In this case the Clark’s evidence suggested that he was not put on notice that the driver had too much to drink. There was no direct evidence of what the driver had to drink. The Defendant beat a hasty retreat from the scene of the accident and subsequently made a “no comment” response to all of the questions asked by the police during the course of interview.
A further allegation made against Clark was that he failed to wear his seatbelt. Generally speaking, where injuries could have been avoided by wearing a seatbelt, a deduction of 25% will be made from the damages to be awarded. However, a report was been obtained from Mr Parkin which concluded that Clark was probably wearing his seatbelt. In any event, because the impact was to the side, the wearing of a seatbelt offered little protection. If Mr Parkin’s evidence were to be accepted at trial (the Defendant intended to instruct Mr Rattenbury on this issue) then no deduction will fall to be made.
Court proceedings were issued but the Defendants finally capitulated a few days before the trial date set to be heard in the Royal Courts of Justice in London.
- A Leading Spinal Expert
- Care Expert
- Housing Expert
- Case Manager
The Claimant offered to settle his claim for damages for future care, assistance and case management for annual periodical payments of £120,000 per annum until he attained the age of 50 and £175,000 per annum thereafter. Such periodical payments were to continue during the lifetime of the Claimant with no minimum number of periodical payments to be paid but with the periodical payments to cease on the Claimant’s death. Each periodical payment to be recalculated each year before payment by reference to the Standard Occupational Classification (SOC) 6115 at the 85th percentile in the Annual Survey of Hours and Earnings (ASHE) published by the ONS.

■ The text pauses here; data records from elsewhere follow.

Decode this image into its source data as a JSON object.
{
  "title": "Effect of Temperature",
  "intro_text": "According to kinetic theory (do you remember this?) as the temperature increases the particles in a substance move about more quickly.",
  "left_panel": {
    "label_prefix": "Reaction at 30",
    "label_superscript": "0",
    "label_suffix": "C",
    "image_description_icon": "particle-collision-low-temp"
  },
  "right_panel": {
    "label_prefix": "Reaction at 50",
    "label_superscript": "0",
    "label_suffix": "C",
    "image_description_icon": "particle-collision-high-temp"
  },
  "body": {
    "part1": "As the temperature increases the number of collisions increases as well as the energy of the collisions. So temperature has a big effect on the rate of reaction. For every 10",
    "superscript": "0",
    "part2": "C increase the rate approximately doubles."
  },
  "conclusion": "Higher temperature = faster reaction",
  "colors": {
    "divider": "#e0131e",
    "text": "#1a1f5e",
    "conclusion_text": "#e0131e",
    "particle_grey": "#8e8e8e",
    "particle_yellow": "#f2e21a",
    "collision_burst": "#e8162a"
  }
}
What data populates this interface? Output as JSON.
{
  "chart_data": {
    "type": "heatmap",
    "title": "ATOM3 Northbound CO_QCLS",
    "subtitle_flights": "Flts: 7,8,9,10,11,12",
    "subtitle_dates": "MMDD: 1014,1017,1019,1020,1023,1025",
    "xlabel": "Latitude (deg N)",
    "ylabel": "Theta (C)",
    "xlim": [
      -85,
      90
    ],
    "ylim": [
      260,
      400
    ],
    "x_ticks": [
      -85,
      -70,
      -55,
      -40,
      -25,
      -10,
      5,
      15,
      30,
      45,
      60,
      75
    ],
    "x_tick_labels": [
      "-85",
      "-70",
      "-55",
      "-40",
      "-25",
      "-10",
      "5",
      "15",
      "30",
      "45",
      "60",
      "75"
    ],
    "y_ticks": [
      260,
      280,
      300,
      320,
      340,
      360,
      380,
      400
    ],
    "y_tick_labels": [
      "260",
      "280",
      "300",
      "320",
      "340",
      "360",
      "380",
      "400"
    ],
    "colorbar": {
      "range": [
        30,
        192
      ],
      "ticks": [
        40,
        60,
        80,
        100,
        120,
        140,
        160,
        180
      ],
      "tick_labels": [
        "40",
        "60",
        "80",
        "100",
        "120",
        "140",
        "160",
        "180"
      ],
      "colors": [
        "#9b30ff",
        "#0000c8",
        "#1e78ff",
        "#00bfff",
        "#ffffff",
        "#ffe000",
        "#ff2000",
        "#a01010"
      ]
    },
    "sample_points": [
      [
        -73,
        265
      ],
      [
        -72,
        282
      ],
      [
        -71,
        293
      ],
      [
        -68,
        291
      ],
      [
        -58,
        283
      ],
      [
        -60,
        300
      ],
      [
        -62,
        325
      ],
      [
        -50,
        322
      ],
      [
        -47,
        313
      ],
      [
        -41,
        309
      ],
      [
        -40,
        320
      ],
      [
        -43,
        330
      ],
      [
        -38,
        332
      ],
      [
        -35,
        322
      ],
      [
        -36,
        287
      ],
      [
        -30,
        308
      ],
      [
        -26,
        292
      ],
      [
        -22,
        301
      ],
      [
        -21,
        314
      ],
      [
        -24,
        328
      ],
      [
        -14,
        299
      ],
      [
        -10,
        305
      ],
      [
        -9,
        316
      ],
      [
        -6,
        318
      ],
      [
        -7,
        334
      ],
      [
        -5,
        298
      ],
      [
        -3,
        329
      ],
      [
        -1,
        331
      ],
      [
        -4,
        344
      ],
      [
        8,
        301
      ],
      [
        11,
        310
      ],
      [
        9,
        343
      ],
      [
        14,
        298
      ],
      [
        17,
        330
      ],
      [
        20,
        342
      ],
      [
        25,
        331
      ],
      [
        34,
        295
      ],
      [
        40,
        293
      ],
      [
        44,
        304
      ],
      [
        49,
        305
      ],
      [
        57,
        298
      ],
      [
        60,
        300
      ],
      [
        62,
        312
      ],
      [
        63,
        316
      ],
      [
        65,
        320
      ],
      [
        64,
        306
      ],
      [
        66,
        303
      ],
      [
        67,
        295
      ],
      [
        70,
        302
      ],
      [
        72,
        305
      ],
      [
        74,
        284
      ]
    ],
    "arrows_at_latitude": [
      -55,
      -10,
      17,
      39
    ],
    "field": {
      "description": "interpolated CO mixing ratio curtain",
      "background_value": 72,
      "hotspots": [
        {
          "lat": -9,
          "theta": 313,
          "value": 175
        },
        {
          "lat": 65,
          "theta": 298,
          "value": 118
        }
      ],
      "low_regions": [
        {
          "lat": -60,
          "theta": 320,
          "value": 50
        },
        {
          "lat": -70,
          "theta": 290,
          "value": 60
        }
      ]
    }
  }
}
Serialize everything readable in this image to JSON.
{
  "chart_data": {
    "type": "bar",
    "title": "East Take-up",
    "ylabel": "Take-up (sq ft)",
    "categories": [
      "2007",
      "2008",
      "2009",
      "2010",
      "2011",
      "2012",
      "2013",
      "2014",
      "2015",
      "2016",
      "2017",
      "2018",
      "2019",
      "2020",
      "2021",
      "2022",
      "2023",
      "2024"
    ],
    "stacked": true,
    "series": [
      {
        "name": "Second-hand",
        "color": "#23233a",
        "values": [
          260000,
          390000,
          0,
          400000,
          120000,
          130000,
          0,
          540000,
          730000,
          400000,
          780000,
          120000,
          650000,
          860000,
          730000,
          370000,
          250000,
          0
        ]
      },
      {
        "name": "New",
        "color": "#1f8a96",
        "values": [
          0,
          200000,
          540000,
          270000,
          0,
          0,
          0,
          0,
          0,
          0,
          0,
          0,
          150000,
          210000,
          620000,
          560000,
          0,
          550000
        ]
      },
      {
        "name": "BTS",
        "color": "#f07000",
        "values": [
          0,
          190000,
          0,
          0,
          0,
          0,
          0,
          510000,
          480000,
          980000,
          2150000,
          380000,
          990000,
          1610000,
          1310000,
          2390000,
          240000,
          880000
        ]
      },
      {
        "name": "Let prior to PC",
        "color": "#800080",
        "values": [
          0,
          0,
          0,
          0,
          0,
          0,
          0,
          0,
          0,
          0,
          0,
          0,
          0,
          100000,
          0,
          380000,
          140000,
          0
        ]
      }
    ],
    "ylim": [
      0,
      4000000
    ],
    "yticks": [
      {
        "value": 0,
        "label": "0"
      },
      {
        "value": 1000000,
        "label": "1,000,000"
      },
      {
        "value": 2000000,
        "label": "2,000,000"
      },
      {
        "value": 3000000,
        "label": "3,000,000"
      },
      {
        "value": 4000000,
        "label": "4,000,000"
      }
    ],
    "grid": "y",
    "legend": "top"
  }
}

During the life of the claim the Claimant secured interim payments and also received a substantial payments to cover the cost of purchasing and adapting his home.
A number of Joint Settlement meetings took place but no agreement could be reached until finally Mr Clark was awarded a sum that was capitalised at £6.7 million pounds.
We continue to advise the client and his funds are in a Personal Injury Trust to ensure he has enough funds to support himself for the remainder of his life.